*Psicoanalista y escritora.
A les psicoanalistas, Freud nos enseñó a leer, inventó un nuevo modo de leer, leyendo síntomas y sueños. Inventó un método para leer y escribir, para escuchar y narrar, creó esa extraña conversación hecha de silencios y palabras, que se produce entre la asociación libre y la atención flotante. Para crear esa conversación tuvo que desprenderse del discurso médico, de la hipnosis y la sugestión, y nutrirse de lecturas literarias y filosóficas, que lo llevaron a desplegar un escritura cercana a lo ensayístico-poético.
Introducir el uso del diván como propuesta para correr la mirada, y sacar la mano con la que presionaba la frente de los pacientes (para propiciar el surgimiento de recuerdos y posibilitar la «abreacción» del afecto ligado al trauma), fueron hitos fundantes de la terapia psicoanalítica como territorio hecho fundamentalmente de palabras. La cura psicoanalítica no es pastoral, no tiene que ver con convencer ni encarrilar, ni con producir «confesiones». La verdad del inconsciente tampoco es propiedad del analista, ni existe a priori como un tesoro escondido a descubrir. La verdad se trabaja, se construye, aparece, nos sorprende, no se la puede anticipar ni dominar.
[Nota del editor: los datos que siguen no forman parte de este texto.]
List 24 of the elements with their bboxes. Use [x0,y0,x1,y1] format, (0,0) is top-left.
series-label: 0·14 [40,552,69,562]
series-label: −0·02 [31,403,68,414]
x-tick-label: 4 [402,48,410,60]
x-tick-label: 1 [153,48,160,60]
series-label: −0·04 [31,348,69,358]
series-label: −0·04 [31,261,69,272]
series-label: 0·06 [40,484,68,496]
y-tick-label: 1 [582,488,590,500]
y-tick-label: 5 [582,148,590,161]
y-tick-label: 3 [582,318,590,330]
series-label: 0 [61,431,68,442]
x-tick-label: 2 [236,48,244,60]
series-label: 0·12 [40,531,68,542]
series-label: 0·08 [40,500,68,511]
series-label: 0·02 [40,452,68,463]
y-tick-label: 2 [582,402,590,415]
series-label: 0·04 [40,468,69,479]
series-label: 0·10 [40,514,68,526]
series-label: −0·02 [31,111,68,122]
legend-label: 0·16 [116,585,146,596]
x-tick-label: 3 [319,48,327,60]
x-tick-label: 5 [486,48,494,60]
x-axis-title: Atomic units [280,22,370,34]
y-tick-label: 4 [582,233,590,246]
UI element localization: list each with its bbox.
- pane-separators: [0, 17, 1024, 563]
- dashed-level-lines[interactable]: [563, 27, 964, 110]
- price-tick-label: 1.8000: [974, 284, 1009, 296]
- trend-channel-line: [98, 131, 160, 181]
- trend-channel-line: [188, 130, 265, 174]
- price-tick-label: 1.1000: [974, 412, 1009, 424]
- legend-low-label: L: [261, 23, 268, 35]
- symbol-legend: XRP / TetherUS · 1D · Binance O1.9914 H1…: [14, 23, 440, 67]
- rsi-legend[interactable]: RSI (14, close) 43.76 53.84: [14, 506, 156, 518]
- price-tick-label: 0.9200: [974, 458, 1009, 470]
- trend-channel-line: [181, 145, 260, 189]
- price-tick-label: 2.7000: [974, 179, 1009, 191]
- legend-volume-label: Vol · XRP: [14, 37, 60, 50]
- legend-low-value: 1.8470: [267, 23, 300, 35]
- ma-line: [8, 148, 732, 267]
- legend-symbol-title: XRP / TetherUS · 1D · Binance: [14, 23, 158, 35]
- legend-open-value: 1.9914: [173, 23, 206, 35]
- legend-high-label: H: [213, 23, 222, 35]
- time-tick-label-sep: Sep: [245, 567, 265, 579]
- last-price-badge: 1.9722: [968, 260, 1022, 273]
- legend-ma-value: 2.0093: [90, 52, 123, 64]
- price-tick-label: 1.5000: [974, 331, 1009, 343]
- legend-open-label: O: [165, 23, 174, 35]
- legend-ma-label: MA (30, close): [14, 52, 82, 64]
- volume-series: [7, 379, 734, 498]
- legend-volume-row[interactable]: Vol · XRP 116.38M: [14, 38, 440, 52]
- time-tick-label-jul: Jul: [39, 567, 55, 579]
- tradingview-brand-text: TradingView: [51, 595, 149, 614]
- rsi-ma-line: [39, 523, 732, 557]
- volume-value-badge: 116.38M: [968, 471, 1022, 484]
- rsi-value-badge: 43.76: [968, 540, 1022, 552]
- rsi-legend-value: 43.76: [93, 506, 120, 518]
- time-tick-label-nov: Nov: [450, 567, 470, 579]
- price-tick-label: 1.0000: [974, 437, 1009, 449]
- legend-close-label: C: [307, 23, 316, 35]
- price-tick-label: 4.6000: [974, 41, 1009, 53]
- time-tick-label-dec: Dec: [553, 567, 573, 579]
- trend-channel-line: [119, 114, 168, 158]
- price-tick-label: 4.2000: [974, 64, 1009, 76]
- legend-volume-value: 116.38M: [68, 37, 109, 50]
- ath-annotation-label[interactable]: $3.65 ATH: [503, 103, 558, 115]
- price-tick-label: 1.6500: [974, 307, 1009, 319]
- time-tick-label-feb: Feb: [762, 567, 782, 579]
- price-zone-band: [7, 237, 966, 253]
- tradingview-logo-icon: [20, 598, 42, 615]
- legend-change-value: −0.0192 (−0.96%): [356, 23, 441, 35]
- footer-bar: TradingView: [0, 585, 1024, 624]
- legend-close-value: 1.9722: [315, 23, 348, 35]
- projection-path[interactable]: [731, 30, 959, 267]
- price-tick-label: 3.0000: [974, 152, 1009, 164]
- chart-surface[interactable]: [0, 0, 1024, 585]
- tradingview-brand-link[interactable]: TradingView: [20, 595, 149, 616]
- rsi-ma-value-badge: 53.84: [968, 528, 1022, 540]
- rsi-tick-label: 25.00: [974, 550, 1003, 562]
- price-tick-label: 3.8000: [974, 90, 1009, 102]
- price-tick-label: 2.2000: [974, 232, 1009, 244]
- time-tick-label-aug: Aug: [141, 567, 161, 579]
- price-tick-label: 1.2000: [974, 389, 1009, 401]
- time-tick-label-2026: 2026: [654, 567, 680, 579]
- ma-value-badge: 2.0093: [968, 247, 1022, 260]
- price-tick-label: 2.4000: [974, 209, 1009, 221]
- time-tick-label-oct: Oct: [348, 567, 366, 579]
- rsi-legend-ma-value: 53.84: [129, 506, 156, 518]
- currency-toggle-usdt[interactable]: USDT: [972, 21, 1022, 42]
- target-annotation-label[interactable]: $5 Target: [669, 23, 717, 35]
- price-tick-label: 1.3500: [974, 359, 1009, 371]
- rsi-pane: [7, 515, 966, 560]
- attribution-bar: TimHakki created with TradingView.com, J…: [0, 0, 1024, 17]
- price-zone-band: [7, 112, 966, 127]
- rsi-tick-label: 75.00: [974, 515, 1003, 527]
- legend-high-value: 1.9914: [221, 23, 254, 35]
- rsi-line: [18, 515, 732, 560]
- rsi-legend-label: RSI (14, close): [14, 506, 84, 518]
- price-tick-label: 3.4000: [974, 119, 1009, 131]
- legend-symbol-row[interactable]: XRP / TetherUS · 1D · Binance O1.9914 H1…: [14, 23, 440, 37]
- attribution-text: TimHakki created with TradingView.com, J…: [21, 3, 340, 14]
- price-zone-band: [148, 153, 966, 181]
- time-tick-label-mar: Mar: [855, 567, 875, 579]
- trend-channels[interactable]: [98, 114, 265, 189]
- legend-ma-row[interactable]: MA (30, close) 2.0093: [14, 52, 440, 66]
El síntoma, dije en un texto anterior, es mensaje. Mensaje pero no oráculo, no es destino. Es retorno de lo reprimido pero también es creación. Ser capaces de «leer» síntomas implica poder desviarnos de los saberes instituidos, de recortar esa lectura del discurso médico, religioso, académico o escolar, de cualquier orden hegemónico y normativizante, o incluso del ‘sentido común’.
No hay lectura universal, y entonces leer es también una operación subjetivante. Leer y escribir es extraer de un enigma su potencia, sin agotarlo, es transformar el «percibir» en «concebir» (leyendo a Spinoza).
Leer, a partir del psicoanálisis, enseña que lo auténtico es en principio lo más extraño, extranjero, a la vez propio y ajeno.
Leemos en los márgenes, en los olvidos, en lo confuso, en el error, en el sueño, en el síntoma, en el cuerpo, leemos sus inscripciones pulsionales y deseantes. Pero leemos mejor si nos atrevemos a escribir una experiencia.
Dije también en otro lugar que el sueño «escribe bien con lo que recuerda mal». Toda escritura es una mala lectura (escribe Eduardo Müller leyendo a Harold Bloom), una lectura no textual, no fiel ni servil, no obediente ni dogmática, de aquello que hemos leído y ha sabido tocarnos. Escribir es convertirse en autor de lo que se ha leído. El síntoma requiere también malas lecturas, fecundas, para poder mutar a otras escrituras, menos sufrientes.
Leer es romper los encantamientos hipnóticos y la obediencia de la sugestión. Ésta última, es una lectura impropia, vaciada, impuesta. Espejismo. Una lectura inútil. Un poder inútil, porque no nos toca, no deviene escritura, a lo sumo produce ecolalias.
Leer es subvertir la temporalidad cronológica y lineal, el tiempo de los relojes. Leemos el pasado como si fuera un texto que nunca ha sido escrito. La historia no es acumulación, porque «el pasado es el lugar donde siguen pasando cosas» (Rodrigo Fresan). La historia demanda interminables lecturas y (re)escrituras. Leer entonces restituye el tiempo a la historia, a cada historia singular, y a la Historia con mayúscula también. La bella paradoja de que el pasado existe, adquiere existencia, cuando encontramos un modo de leerlo. Por eso, una vez más, afirmamos que leer es un acto político.
Walter Benjamin decía que «vidente» es quien, en relación al pasado, puede recuperar algo que no está historizado. Una reserva heredada que se actualiza y que moviliza estrategias nuevas. Pasado, presente y futuro, agrego, no están cerrados, porque leemos. Leer amplia lo que somos capaces de ver, en todas esas direcciones.
Tanto en el campo de lo singular como en lo colectivo, nunca leemos ni escribimos solos. Siempre es con otros. Pero leer, en suma, si nos lleva a escribir, otorga y devueve derechos -y responsabilidad- de autor.